Formation avec Gilles Tremblay : « faire sonner »

En 1975, Isabelle Panneton amorce ses études au Conservatoire de musique de Montréal. On y reconnaît une élève talentueuse, comme en témoignent ses premiers prix de contrepoint (1977), d’harmonie (1979), de fugue (1980), d’analyse (1981) et de composition (1984). Elle y étudie notamment la composition et l’analyse avec Gilles Tremblay, dont l’enseignement est déterminant dans son cheminement. À l’époque, non seulement Tremblay fait-il découvrir à ses étudiantes et étudiants la musique de grandes figures modernes comme Stravinsky, Messiaen ou Boulez, mais il analyse aussi avec elles et eux les partitions de Machaut, de Mozart et de Schumann, parmi d’autres.

Dans le sillage de ceux de Messiaen, ses cours ratissaient un répertoire très vaste. Tremblay s’attardait sur des éléments originaux issus de partitions de toutes les époques, susceptibles de nourrir notre travail de création : la rythmique grecque, les « hoquets » dans la musique de Machaut, l’hyperchromatisme de Gesualdo, les momentums chez Schumann, etc. Cette ouverture allait de pair avec sa propre démarche créatrice, très libre, justement orientée par cette notion de momentum, par le plaisir de « faire sonner » des accords complexes et colorés, par la mise en oeuvre d’une forme d’improvisation, etc.[1]

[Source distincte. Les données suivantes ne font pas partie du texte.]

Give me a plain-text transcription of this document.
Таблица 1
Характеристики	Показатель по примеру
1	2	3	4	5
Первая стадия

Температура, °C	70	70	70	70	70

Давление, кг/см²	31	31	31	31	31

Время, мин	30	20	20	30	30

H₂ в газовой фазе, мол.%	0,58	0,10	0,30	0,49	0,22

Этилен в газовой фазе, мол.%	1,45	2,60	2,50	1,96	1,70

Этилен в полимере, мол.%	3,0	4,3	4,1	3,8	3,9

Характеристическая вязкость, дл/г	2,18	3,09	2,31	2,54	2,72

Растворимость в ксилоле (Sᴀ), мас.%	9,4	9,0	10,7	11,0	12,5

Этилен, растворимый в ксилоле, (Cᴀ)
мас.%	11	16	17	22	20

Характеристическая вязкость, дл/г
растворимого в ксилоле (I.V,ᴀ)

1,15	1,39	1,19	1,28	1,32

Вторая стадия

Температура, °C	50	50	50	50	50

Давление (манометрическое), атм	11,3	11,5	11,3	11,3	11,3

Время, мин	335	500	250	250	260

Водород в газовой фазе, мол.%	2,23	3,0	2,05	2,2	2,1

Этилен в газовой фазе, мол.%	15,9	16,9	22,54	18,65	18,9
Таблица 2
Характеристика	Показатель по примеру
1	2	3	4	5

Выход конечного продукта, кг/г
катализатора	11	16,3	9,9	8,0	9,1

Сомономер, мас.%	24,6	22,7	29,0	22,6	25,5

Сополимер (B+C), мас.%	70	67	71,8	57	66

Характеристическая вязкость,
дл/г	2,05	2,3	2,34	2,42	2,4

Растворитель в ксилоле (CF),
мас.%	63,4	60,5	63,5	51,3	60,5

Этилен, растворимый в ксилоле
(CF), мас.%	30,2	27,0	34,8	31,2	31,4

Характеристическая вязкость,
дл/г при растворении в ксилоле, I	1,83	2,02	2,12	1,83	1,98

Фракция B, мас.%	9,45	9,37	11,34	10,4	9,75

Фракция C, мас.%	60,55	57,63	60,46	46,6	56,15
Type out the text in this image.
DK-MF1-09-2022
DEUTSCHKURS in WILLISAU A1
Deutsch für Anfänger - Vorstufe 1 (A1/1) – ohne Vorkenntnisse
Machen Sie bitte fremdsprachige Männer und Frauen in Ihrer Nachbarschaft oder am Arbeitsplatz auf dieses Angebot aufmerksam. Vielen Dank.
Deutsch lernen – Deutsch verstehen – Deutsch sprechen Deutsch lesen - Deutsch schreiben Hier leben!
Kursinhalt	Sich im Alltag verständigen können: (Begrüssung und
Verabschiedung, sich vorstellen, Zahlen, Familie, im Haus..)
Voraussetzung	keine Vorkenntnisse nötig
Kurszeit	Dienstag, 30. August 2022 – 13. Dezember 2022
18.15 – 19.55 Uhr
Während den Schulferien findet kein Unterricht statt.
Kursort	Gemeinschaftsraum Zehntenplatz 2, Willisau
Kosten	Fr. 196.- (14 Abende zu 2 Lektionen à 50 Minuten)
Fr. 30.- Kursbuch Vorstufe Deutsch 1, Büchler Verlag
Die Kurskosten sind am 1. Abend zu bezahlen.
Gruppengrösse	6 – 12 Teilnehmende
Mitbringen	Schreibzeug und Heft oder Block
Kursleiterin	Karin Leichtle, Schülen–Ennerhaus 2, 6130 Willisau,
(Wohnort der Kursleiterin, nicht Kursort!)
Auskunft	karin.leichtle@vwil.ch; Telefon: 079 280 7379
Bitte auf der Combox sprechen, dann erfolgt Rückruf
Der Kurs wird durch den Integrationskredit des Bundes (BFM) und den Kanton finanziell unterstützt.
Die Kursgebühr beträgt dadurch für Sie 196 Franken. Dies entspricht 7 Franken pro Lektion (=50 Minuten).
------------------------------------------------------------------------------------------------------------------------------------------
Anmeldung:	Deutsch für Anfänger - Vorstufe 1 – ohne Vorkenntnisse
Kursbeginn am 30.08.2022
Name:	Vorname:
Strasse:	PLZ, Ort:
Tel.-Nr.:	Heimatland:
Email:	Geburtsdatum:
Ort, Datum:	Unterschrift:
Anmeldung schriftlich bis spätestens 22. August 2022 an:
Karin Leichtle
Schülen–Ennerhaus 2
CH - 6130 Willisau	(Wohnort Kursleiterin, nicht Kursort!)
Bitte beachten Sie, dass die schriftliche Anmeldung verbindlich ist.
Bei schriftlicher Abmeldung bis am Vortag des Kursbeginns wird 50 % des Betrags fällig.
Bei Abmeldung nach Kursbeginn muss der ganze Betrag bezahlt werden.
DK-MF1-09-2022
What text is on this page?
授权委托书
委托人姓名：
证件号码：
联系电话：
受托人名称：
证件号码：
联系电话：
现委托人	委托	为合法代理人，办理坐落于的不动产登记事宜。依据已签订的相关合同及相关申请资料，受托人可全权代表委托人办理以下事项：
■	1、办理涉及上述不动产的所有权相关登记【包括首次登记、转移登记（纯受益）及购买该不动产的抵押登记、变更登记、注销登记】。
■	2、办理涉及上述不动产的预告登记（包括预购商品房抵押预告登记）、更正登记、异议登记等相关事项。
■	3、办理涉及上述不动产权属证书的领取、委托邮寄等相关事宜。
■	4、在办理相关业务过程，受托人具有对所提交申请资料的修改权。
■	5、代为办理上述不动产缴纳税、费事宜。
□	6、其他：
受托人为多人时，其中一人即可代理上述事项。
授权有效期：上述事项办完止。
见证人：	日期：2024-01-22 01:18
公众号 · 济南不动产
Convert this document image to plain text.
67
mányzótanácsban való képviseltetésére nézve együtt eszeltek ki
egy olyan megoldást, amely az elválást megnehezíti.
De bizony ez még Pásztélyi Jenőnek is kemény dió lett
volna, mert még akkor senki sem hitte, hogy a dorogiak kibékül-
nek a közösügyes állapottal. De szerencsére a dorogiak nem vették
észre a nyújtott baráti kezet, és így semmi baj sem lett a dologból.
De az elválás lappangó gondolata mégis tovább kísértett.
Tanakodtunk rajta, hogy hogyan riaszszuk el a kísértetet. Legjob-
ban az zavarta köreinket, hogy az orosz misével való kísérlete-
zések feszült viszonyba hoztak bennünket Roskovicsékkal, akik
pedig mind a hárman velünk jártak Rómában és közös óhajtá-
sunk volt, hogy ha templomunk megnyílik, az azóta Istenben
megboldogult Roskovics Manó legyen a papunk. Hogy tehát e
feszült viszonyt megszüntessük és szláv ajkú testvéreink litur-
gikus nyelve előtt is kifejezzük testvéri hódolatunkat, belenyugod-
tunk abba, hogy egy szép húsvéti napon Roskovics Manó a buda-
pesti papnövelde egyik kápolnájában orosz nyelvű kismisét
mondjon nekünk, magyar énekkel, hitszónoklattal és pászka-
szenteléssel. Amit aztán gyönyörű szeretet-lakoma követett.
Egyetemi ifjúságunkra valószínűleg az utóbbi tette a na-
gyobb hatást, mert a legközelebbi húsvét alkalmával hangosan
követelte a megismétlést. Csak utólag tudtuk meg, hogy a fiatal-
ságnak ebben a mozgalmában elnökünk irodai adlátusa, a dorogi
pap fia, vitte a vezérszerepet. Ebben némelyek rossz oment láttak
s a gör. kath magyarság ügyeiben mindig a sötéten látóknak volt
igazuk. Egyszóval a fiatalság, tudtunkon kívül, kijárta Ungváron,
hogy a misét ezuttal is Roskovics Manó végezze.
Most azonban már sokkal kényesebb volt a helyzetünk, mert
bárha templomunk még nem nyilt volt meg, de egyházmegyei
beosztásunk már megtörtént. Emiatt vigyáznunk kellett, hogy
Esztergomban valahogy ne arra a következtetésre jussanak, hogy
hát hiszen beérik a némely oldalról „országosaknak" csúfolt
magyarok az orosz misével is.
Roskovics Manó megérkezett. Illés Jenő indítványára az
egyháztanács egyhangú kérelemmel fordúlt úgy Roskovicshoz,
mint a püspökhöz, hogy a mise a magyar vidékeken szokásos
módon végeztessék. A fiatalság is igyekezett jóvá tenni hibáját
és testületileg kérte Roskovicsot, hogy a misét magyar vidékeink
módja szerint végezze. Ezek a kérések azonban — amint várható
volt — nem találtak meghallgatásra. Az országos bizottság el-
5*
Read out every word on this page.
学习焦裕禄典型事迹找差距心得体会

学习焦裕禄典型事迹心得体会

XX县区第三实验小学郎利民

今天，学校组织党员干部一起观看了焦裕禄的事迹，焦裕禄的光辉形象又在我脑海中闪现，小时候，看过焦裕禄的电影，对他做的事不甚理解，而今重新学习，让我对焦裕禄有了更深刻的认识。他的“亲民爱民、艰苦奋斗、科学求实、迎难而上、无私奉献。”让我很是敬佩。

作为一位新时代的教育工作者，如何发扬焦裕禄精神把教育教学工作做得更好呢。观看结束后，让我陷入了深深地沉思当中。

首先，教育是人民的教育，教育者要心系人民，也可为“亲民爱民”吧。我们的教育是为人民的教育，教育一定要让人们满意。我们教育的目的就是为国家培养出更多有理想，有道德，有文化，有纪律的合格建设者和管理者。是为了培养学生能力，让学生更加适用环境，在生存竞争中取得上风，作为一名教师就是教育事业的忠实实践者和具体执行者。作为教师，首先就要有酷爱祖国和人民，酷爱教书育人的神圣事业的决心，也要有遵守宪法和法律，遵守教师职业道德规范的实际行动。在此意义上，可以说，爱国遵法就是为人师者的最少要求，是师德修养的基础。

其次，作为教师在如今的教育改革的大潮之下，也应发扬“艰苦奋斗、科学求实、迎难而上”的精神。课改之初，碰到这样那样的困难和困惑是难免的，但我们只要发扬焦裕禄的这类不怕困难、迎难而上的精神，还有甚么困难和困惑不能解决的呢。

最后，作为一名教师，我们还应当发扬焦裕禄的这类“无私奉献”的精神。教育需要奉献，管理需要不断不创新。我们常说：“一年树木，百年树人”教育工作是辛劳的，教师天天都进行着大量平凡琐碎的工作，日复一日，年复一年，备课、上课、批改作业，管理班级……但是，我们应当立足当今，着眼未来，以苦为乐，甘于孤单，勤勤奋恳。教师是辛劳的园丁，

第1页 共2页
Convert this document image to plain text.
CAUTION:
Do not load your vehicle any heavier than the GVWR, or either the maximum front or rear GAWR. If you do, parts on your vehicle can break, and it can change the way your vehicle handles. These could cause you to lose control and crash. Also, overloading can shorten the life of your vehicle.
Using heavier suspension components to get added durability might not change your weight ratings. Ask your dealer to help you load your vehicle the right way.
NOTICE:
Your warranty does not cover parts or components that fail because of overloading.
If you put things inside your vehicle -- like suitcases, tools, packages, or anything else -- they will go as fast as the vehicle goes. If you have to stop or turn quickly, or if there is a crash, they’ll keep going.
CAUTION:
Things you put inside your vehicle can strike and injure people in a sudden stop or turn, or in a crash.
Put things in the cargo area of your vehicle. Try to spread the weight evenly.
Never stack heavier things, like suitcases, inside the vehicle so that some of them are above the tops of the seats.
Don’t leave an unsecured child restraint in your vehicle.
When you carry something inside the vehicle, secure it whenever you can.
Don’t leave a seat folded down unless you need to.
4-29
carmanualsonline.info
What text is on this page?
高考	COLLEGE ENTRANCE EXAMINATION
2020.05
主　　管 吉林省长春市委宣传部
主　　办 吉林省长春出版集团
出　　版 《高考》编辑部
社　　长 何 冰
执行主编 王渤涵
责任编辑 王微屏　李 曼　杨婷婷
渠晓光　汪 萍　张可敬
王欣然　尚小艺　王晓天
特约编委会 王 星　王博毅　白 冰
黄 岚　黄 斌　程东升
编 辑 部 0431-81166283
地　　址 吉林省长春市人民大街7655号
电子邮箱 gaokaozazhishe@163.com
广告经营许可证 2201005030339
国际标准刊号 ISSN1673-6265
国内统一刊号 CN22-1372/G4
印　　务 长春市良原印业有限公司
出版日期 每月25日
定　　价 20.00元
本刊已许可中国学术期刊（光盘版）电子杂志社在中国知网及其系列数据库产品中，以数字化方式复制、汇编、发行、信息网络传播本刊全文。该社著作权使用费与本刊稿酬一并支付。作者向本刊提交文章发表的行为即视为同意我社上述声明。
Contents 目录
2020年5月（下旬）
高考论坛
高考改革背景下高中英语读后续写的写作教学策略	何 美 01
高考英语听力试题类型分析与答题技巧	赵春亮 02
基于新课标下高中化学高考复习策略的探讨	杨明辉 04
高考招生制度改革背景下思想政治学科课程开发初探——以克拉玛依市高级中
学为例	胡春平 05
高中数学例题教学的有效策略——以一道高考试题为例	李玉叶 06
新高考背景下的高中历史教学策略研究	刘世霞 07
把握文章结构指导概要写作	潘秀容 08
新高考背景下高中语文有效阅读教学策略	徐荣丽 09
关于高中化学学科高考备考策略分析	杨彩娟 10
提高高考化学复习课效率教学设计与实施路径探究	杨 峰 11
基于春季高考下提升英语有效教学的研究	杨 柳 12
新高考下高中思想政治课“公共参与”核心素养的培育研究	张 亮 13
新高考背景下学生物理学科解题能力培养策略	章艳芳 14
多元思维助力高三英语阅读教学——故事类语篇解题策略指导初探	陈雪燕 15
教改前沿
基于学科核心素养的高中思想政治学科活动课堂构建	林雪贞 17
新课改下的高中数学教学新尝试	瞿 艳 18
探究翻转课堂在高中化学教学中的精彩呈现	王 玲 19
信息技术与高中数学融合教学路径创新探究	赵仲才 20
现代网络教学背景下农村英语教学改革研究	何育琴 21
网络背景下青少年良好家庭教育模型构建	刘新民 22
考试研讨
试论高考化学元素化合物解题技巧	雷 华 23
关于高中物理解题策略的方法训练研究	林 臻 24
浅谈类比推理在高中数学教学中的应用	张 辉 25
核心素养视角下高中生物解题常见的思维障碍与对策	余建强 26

Gilles Tremblay offre alors un enseignement qui, sans faire fi de la tradition, présente un point de vue moderne, dégagé du poids d’une vision analytique exclusivement tonale. Isabelle Panneton parle notamment d’une approche instinctive de l’analyse chez lui, portée sur l’aspect physique et « entendu » de la musique[2]. Fait notable, le professeur aborde peu l’analyse musicale des compositeurs appartenant aux courants romantique et post-romantique (mis à part Schumann, cité plus haut). Voici comment Isabelle Panneton l’explique :

C’est vraiment un « trou » dans le parcours de ses analyses. Nous n’avons abordé aucun opéra de Wagner. Au fond, il y avait peut-être, étant donné l’époque, une nécessité de distanciation avec le post-romantisme, pour qu’une certaine modernité, celle des Messiaen, Boulez, Garant et Tremblay, puisse trouver sa place. La musique de Wagner, encore toute proche d’eux, représentait l’extrême développement non seulement du système tonal, dont il fallait à tout prix sortir, mais aussi d’une manière de penser la musique. Il faudrait y réfléchir davantage, mais je trouve intéressant que tout un pan de la musique du xixe siècle ait été ainsi occulté[3].

En dépit de cela, le passage d’Isabelle Panneton dans les classes de Gilles Tremblay est déterminant. Parmi les aspects les plus importants dont elle hérite de son professeur, on peut compter l’attention accordée à l’harmonie et à la notion de résonance dans sa pratique de la composition[4]. Cette influence se révèle déterminante, et on peut la voir poindre lorsque la compositrice avance les propos suivants dans un entretien accordé à Marie-Thérèse Lefebvre, en 2011 : « Mes premières compositions étaient assez abstraites, car je travaillais essentiellement sur l’aspect harmonique. Les gestes et les motifs étaient au service de l’harmonie, j’aimais “faire sonner”[5]. »

Philippe Boesmans

Compositeur autodidacte s’étant essentiellement formé par l’étude des partitions, Boesmans a suivi les cours d’été de 1961 et 1962 à Darmstadt et a embrassé la mouvance postsérielle. Il s’en est toutefois détaché assez rapidement, car cette posture – qui cherchait alors le renouvellement du langage musical à tout prix, la déstructuration et l’absence d’expressivité – lui semblait s’éloigner de sa conception personnelle de la musique. L’oeuvre Upon La-Mi (1970) pour voix, cor et ensemble est l’une de ses premières pièces à présenter ces caractéristiques et à oser critiquer ouvertement les pratiques de l’époque. Elle fait ainsi la part belle aux consonances et à la périodicité rythmique, tout en employant un catalogue de techniques vocales tirées de la musique populaire[6].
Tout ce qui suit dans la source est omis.